“I will go meet your father and mother and the dear little Lena; I remember them so well,” said Dickory. He started to run off in spite of his bare feet, but he had gone but a little way when Lucilla stopped him. She looked up at him, and this time her face was white.
“Are you sure,” said she, “that everything is settled between you and that other girl?”
“Very sure,” said Dickory, looking kindly upon her and remembering how pretty she had looked when he first saw her face over the bushes.
She did not say anything, but turned and walked back to Captain Ichabod. She found that tall gentleman somewhat agitated; he seemed to have a great deal on his mind which he wished to say, feeling, at the same time, that he ought to say everything first.
“That’s your father and mother,” said he, “stopping to talk to the young man who was born here?”
“Yes,” she answered, “and they will be with us presently.”
“Very good, very good, that’s quite right,” said Captain Ichabod hurriedly; “but before they come, I want to say—that is, I would like you to know—that I have sold my ship. I am not a pirate any longer, I am a sugar-planter, bedad. Beg your pardon! That is, I intend to be one. You remember that you once talked to me about sugar-planting in Barbadoes, and so I am here. I want to find a good sugar plantation, to buy it, and live on it; I heard that you were stopping on this side of the river, and so I came here.”
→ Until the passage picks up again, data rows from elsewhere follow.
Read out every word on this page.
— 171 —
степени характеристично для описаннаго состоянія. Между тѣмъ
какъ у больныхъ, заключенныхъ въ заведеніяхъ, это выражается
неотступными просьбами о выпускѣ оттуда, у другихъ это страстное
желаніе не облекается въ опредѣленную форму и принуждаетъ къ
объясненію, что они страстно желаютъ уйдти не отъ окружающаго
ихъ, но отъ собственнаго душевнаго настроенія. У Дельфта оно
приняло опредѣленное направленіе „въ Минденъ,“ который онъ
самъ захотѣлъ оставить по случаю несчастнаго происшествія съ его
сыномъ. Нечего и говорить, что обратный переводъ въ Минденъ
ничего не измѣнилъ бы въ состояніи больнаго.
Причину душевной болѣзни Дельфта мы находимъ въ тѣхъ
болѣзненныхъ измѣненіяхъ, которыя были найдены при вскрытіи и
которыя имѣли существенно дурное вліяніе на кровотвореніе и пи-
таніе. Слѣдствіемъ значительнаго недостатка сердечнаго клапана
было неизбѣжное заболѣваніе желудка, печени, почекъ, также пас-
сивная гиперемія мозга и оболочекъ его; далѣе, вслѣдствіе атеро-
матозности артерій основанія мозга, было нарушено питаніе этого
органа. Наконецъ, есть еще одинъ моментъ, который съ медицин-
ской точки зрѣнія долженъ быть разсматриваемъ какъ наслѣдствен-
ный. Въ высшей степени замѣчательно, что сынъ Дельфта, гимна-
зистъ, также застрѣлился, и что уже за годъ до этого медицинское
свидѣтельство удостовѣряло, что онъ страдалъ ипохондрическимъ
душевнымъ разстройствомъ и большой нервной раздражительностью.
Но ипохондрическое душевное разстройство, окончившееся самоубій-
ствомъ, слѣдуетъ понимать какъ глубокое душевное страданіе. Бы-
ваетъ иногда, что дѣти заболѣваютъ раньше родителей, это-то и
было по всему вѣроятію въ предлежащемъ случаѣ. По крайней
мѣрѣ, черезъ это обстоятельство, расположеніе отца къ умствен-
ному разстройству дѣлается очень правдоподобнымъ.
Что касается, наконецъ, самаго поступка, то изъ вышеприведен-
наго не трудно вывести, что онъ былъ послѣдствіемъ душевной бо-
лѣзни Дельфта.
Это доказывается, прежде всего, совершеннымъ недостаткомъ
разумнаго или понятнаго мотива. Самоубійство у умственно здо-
“But there is no sugar plantation here,” said Lucilla, very demurely.
“Oh, no,” said Ichabod, “oh, no, of course not; but you are here, and I wanted to find you; a sugar plantation would be of no use without you.”
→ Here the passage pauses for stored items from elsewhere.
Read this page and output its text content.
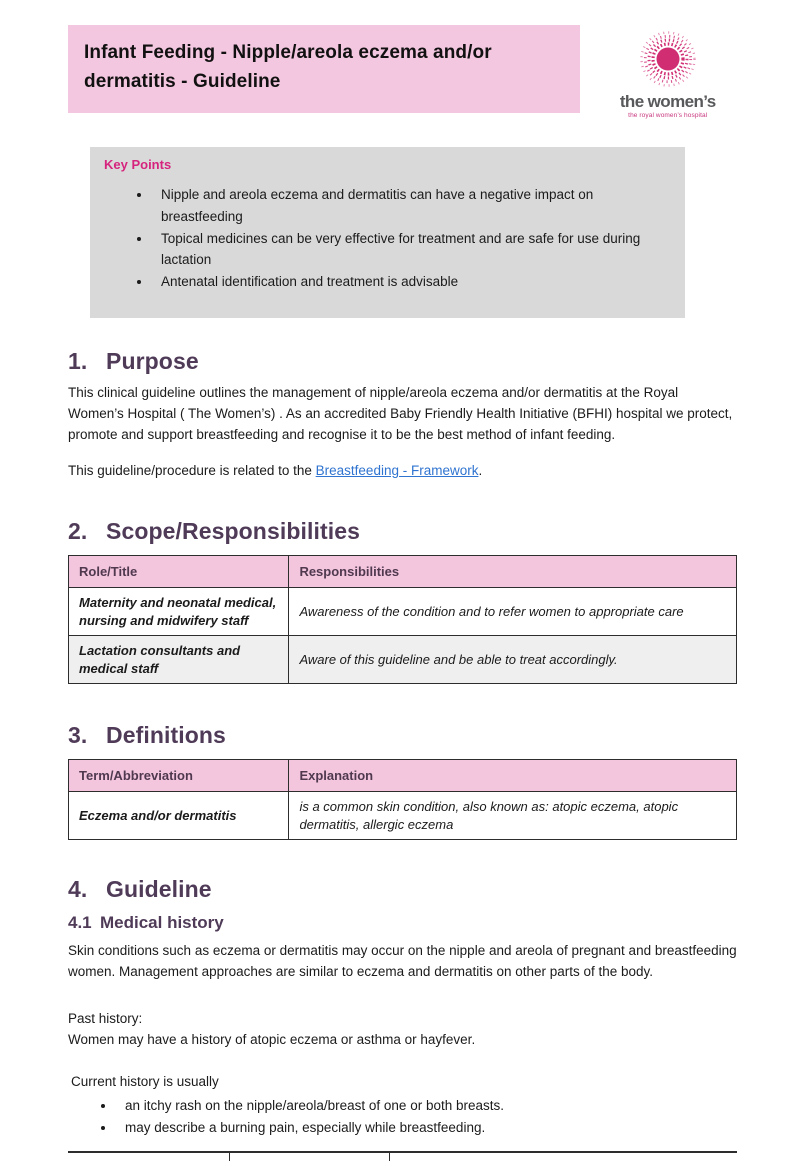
Infant Feeding - Nipple/areola eczema and/or dermatitis - Guideline
the women’s
the royal women’s hospital
Key Points
• Nipple and areola eczema and dermatitis can have a negative impact on breastfeeding
• Topical medicines can be very effective for treatment and are safe for use during lactation
• Antenatal identification and treatment is advisable
1. Purpose

This clinical guideline outlines the management of nipple/areola eczema and/or dermatitis at the Royal Women’s Hospital ( The Women’s) . As an accredited Baby Friendly Health Initiative (BFHI) hospital we protect, promote and support breastfeeding and recognise it to be the best method of infant feeding.

This guideline/procedure is related to the Breastfeeding - Framework.

2. Scope/Responsibilities
Role/Title	Responsibilities
Maternity and neonatal medical, nursing and midwifery staff	Awareness of the condition and to refer women to appropriate care
Lactation consultants and medical staff	Aware of this guideline and be able to treat accordingly.
3. Definitions
Term/Abbreviation	Explanation
Eczema and/or dermatitis	is a common skin condition, also known as: atopic eczema, atopic dermatitis, allergic eczema
4. Guideline
4.1 Medical history

Skin conditions such as eczema or dermatitis may occur on the nipple and areola of pregnant and breastfeeding women. Management approaches are similar to eczema and dermatitis on other parts of the body.

Past history:
Women may have a history of atopic eczema or asthma or hayfever.
Current history is usually
• an itchy rash on the nipple/areola/breast of one or both breasts.
• may describe a burning pain, especially while breastfeeding.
She looked at him, still very demurely. “I don’t quite understand you,” she said. She turned her head a little and saw that her family and Dickory were slowly moving towards the house. She knew that with diffident persons no time should be lost, for, if interrupted, it often happened that they did not begin again.
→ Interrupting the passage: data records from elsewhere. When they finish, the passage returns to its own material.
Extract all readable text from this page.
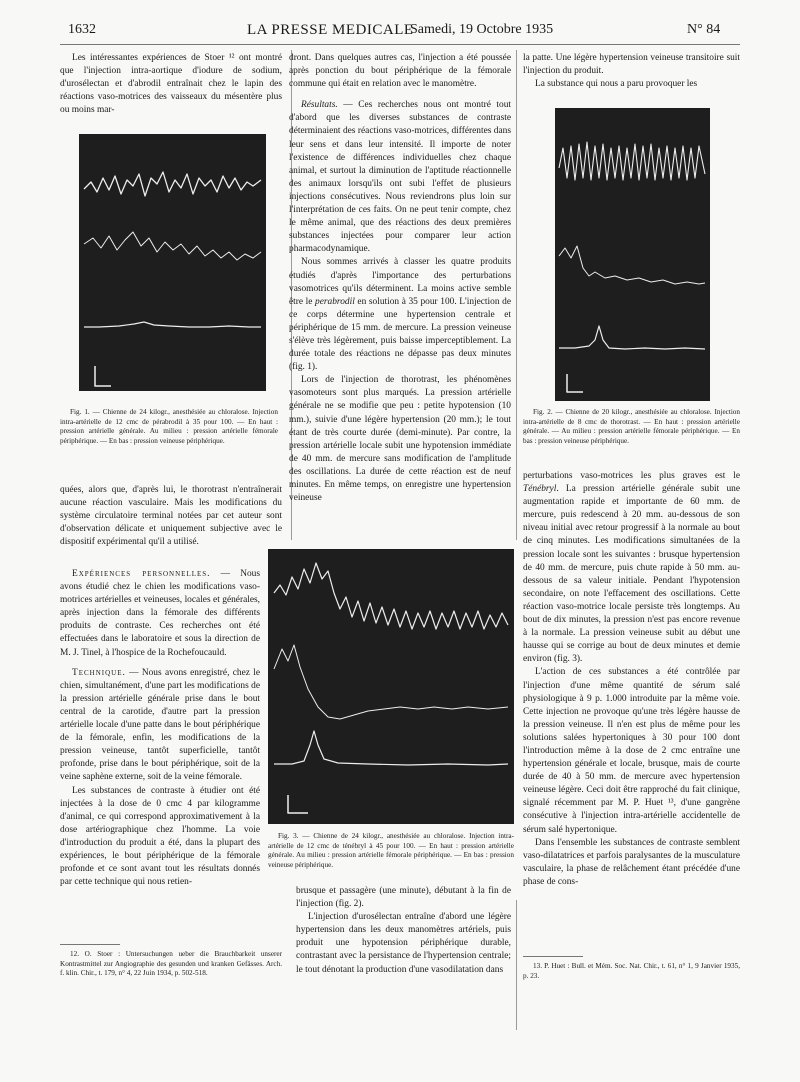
1632	LA PRESSE MEDICALE
Samedi, 19 Octobre 1935	N° 84

Les intéressantes expériences de Stoer ¹² ont montré que l'injection intra-aortique d'iodure de sodium, d'urosélectan et d'abrodil entraînait chez le lapin des réactions vaso-motrices des vaisseaux du mésentère plus ou moins mar-

Fig. 1. — Chienne de 24 kilogr., anesthésiée au chloralose. Injection intra-artérielle de 12 cmc de pérabrodil à 35 pour 100. — En haut : pression artérielle générale. Au milieu : pression artérielle fémorale périphérique. — En bas : pression veineuse périphérique.

quées, alors que, d'après lui, le thorotrast n'entraînerait aucune réaction vasculaire. Mais les modifications du système circulatoire terminal notées par cet auteur sont d'observation délicate et uniquement subjective avec le dispositif expérimental qu'il a utilisé.

Expériences personnelles. — Nous avons étudié chez le chien les modifications vaso-motrices artérielles et veineuses, locales et générales, après injection dans la fémorale des différents produits de contraste. Ces recherches ont été effectuées dans le laboratoire et sous la direction de M. J. Tinel, à l'hospice de la Rochefoucauld.

Technique. — Nous avons enregistré, chez le chien, simultanément, d'une part les modifications de la pression artérielle générale prise dans le bout central de la carotide, d'autre part la pression artérielle locale d'une patte dans le bout périphérique de la fémorale, enfin, les modifications de la pression veineuse, tantôt superficielle, tantôt profonde, prise dans le bout périphérique, soit de la veine saphène externe, soit de la veine fémorale.

Les substances de contraste à étudier ont été injectées à la dose de 0 cmc 4 par kilogramme d'animal, ce qui correspond approximativement à la dose artériographique chez l'homme. La voie d'introduction du produit a été, dans la plupart des expériences, le bout périphérique de la fémorale profonde et ce sont avant tout les résultats donnés par cette technique qui nous retien-

dront. Dans quelques autres cas, l'injection a été poussée après ponction du bout périphérique de la fémorale commune qui était en relation avec le manomètre.

Résultats. — Ces recherches nous ont montré tout d'abord que les diverses substances de contraste déterminaient des réactions vaso-motrices, différentes dans leur sens et dans leur intensité. Il importe de noter l'existence de différences individuelles chez chaque animal, et surtout la diminution de l'aptitude réactionnelle des animaux lorsqu'ils ont subi l'effet de plusieurs injections consécutives. Nous reviendrons plus loin sur l'interprétation de ces faits. On ne peut tenir compte, chez le même animal, que des réactions des deux premières substances injectées pour comparer leur action pharmacodynamique.

Nous sommes arrivés à classer les quatre produits étudiés d'après l'importance des perturbations vasomotrices qu'ils déterminent. La moins active semble être le perabrodil en solution à 35 pour 100. L'injection de ce corps détermine une hypertension centrale et périphérique de 15 mm. de mercure. La pression veineuse s'élève très légèrement, puis baisse imperceptiblement. La durée totale des réactions ne dépasse pas deux minutes (fig. 1).

Lors de l'injection de thorotrast, les phénomènes vasomoteurs sont plus marqués. La pression artérielle générale ne se modifie que peu : petite hypotension (10 mm.), suivie d'une légère hypertension (20 mm.); le tout étant de très courte durée (demi-minute). Par contre, la pression artérielle locale subit une hypotension immédiate de 40 mm. de mercure sans modification de l'amplitude des oscillations. La durée de cette réaction est de neuf minutes. En même temps, on enregistre une hypertension veineuse

Fig. 3. — Chienne de 24 kilogr., anesthésiée au chloralose. Injection intra-artérielle de 12 cmc de ténébryl à 45 pour 100. — En haut : pression artérielle générale. Au milieu : pression artérielle fémorale périphérique. — En bas : pression veineuse périphérique.

brusque et passagère (une minute), débutant à la fin de l'injection (fig. 2).

L'injection d'urosélectan entraîne d'abord une légère hypertension dans les deux manomètres artériels, puis produit une hypotension périphérique durable, contrastant avec la persistance de l'hypertension centrale; le tout dénotant la production d'une vasodilatation dans

la patte. Une légère hypertension veineuse transitoire suit l'injection du produit.

La substance qui nous a paru provoquer les

Fig. 2. — Chienne de 20 kilogr., anesthésiée au chloralose. Injection intra-artérielle de 8 cmc de thorotrast. — En haut : pression artérielle générale. — Au milieu : pression artérielle fémorale périphérique. — En bas : pression veineuse périphérique.

perturbations vaso-motrices les plus graves est le Ténébryl. La pression artérielle générale subit une augmentation rapide et importante de 60 mm. de mercure, puis redescend à 20 mm. au-dessous de son niveau initial avec retour progressif à la normale au bout de cinq minutes. Les modifications simultanées de la pression locale sont les suivantes : brusque hypertension de 40 mm. de mercure, puis chute rapide à 50 mm. au-dessous de sa valeur initiale. Pendant l'hypotension secondaire, on note l'effacement des oscillations. Cette réaction vaso-motrice locale persiste très longtemps. Au bout de dix minutes, la pression n'est pas encore revenue à la normale. La pression veineuse subit au début une hausse qui se corrige au bout de deux minutes et demie environ (fig. 3).

L'action de ces substances a été contrôlée par l'injection d'une même quantité de sérum salé physiologique à 9 p. 1.000 introduite par la même voie. Cette injection ne provoque qu'une très légère hausse de la pression veineuse. Il n'en est plus de même pour les solutions salées hypertoniques à 30 pour 100 dont l'introduction même à la dose de 2 cmc entraîne une hypertension générale et locale, brusque, mais de courte durée de 40 à 50 mm. de mercure avec hypertension veineuse légère. Ceci doit être rapproché du fait clinique, signalé récemment par M. P. Huet ¹³, d'une gangrène consécutive à l'injection intra-artérielle accidentelle de sérum salé hypertonique.

Dans l'ensemble les substances de contraste semblent vaso-dilatatrices et parfois paralysantes de la musculature vasculaire, la phase de relâchement étant précédée d'une phase de cons-

12. O. Stoer : Untersuchungen ueber die Brauchbarkeit unserer Kontrastmittel zur Angiographie des gesunden und kranken Gefässes. Arch. f. klin. Chir., t. 179, n° 4, 22 Juin 1934, p. 502-518.

13. P. Huet : Bull. et Mém. Soc. Nat. Chir., t. 61, n° 1, 9 Janvier 1935, p. 23.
“Then I suppose,” she said, her face turned up towards him, but her eyes cast down, “that you are going to say that you would like to marry me?”
“Of course, of course,” exclaimed Ichabod; “I thought you knew that that is what I came here for, bedad.”
“Very well, then,” said Lucilla, turning her eyes to the face of the man she had dreamed of in many happy nights. “No, no,” she added quickly, “you must not kiss me; they are all coming, and there are the two boatmen.”
He did not kiss her, but later he made up for the omission.
The moment Mrs. Mander saw Captain Ichabod and her daughter standing together she knew exactly what had happened; she had noticed things on board the Belinda. She hurried up to Lucilla and drew her aside.
“My dear,” she whispered, with a frightened face, “you cannot marry a pirate; you never, never can!”
“Dear mother,” said Lucilla, “he is not a pirate; he has sold his ship and is going to be a sugar-planter.”